When you’re in a major city, it can be easy to forget about the outside world. But city life is not a hermetic experience—in fact, the environmental footprints of cities can stretch around the world. A new study shows that cities are overlooking a major source of emissions as they craft policies to transition toward a cleaner, lower carbon future: those arising from goods and services that originate outside of the city, otherwise known as upstream emissions.
Published in Scientific Reports, the study found that these upstream emissions—which occur along global supply chains as products and services make their way to consumers in cities—are typically about equal in size to the total emissions coming from within a city’s borders. While this may sound like bad news, the authors, primarily based at the Potsdam Institute for Climate Impact Research in Germany, think it presents new opportunities for local policymakers keen to tackle climate change.

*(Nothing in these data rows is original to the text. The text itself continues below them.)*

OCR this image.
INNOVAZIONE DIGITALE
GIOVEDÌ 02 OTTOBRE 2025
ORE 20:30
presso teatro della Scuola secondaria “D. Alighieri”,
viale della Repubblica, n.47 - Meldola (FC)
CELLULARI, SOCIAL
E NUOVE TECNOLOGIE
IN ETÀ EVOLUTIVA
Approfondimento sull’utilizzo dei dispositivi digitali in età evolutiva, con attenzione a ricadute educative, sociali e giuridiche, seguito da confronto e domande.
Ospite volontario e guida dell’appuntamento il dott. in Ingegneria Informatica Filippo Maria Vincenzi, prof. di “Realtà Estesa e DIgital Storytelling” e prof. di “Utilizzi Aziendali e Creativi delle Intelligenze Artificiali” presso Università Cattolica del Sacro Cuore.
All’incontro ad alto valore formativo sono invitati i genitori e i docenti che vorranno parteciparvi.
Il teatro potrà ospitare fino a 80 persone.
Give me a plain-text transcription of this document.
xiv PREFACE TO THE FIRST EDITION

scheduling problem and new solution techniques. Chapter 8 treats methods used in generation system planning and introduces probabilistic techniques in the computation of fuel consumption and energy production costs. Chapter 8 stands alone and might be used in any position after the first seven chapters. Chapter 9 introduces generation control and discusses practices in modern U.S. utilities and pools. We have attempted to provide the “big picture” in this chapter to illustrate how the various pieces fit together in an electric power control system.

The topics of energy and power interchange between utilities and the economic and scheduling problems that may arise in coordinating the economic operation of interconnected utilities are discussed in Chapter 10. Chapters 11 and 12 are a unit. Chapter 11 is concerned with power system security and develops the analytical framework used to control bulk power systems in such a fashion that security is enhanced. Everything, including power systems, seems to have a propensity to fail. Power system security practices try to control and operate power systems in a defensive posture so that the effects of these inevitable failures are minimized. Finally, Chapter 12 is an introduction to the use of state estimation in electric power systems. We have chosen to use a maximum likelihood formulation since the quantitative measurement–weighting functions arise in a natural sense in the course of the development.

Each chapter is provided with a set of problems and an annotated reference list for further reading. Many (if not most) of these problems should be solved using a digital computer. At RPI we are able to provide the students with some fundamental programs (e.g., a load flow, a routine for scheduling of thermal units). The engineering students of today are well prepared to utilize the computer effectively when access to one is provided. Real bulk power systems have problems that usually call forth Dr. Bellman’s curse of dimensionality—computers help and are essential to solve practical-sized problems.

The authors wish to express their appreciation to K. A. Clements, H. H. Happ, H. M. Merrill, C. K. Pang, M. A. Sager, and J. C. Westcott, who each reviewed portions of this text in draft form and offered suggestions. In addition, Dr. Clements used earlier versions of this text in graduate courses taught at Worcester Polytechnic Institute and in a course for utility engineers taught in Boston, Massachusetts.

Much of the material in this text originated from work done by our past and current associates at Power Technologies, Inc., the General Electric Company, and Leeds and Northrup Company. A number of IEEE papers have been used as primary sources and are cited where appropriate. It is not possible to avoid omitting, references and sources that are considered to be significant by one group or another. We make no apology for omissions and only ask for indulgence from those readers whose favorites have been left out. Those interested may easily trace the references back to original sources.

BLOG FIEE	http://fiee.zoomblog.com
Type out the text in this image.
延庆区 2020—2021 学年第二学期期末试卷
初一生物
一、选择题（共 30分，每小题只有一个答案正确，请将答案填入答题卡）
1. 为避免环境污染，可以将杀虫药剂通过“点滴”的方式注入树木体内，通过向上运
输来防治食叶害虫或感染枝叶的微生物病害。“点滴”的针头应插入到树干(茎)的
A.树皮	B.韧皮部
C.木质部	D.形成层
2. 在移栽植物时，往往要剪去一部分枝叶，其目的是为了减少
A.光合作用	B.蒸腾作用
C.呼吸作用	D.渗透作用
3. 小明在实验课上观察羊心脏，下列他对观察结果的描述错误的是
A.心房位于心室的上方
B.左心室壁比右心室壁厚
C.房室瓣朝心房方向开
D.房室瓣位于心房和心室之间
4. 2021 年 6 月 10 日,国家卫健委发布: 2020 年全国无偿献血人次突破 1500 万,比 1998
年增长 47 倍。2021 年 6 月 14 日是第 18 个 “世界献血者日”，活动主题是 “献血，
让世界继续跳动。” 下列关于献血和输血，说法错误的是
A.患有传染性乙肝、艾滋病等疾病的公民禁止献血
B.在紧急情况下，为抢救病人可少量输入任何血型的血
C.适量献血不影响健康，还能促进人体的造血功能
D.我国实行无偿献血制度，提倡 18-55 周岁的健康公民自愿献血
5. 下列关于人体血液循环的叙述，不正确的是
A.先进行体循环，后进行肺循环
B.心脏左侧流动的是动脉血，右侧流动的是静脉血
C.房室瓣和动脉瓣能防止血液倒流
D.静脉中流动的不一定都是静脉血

In the U.S., this is especially relevant for cities feeling thwarted by Trump’s refusal to take climate change seriously.
While things like iPhones and jeans, which are often shipped around the globe, might spring to mind as prime sources of upstream emissions, the study determined that housing and transport are actually the largest sources.
Upstream emissions from housing the generation of electricity, as well as remote heating, water supply, sewage and solid waste treatment. For transport, they include the production and maintenance of cars as well as the extraction, refining and transportation of gasoline, and emissions from private travel.
Housing and transport are sectors that city governments are well positioned to address and often keen to make more sustainable. Currently around 7,500 cities worldwide, representing nearly 700 million people, are signatories on the Global Covenant of Mayors for Climate & Energy, a commitment that includes emissions reductions targets.
“The important point for city policymakers is that buildings and transport are responsible for the majority of local and upstream emissions of urban households,”the Potsdam Institute’s Peter-Paul Pichler told Earther. “This means that two thirds of the GHG footprint is caused in areas which are well within the reach of local policymaking.”
The report compared the emissions profiles of four major cities, New York, Berlin, Mexico City, and Delhi. It found that while each had large upstream emissions, those emissions varied in scope and origin. More than half of Germany’s upstream emissions occurred in other countries like Russia and China, while only 20 percent of Mexico City’s smaller upstream emissions came from outside of Mexico.
Across the four cities, an average of 28 percent of upstream emissions came from housing, 23 percent from transportation, 26 percent from food, and 24 percent from other sectors.
According to the authors, local decision-makers have been focusing primarily on “territorial emissions,” or direct emissions that originate within city limits, because they’re easier to address. According to the study, these include emissions from industry, commerce and public infrastructure services.
The authors hope this new report will both open urban leaders’ eyes to the potential carbon-cutting opportunity in upstream emissions, and also give them a tool to better understand the sources of their city’s emissions.
When it comes to housing, the way cities source the cement and steel used in construction can make a huge difference in CO2 emissions. These materials typically require large amounts of fossil fuels to produce, and any low-carbon alternatives should be considered, according to the report. A similar thing can be said for transportation. Cities should try to procure power used to run public transportation from renewable sources whenever possible.
Pichler said that while cities being built now have the biggest opportunities to integrate low-carbon thinking into their planning, they are often financially restricted. After all, most of the fastest-growing cities are in emerging economies in the developing world.
“New ways of financing, maybe through international action, could be a way forward here,” he said.
As for all the individuals living in city apartment buildings and riding the public transportation? They can also help reduce their city’s carbon footprint, by eating less meat, flying less, biking more, and making informed decisions.
“Choose a renewable power supplier if you have the choice, choose a bank which does not invest in the fossil fuels industry, look for good insulation when choosing a home,” said Pichler, listing just a few ways one can be proactive.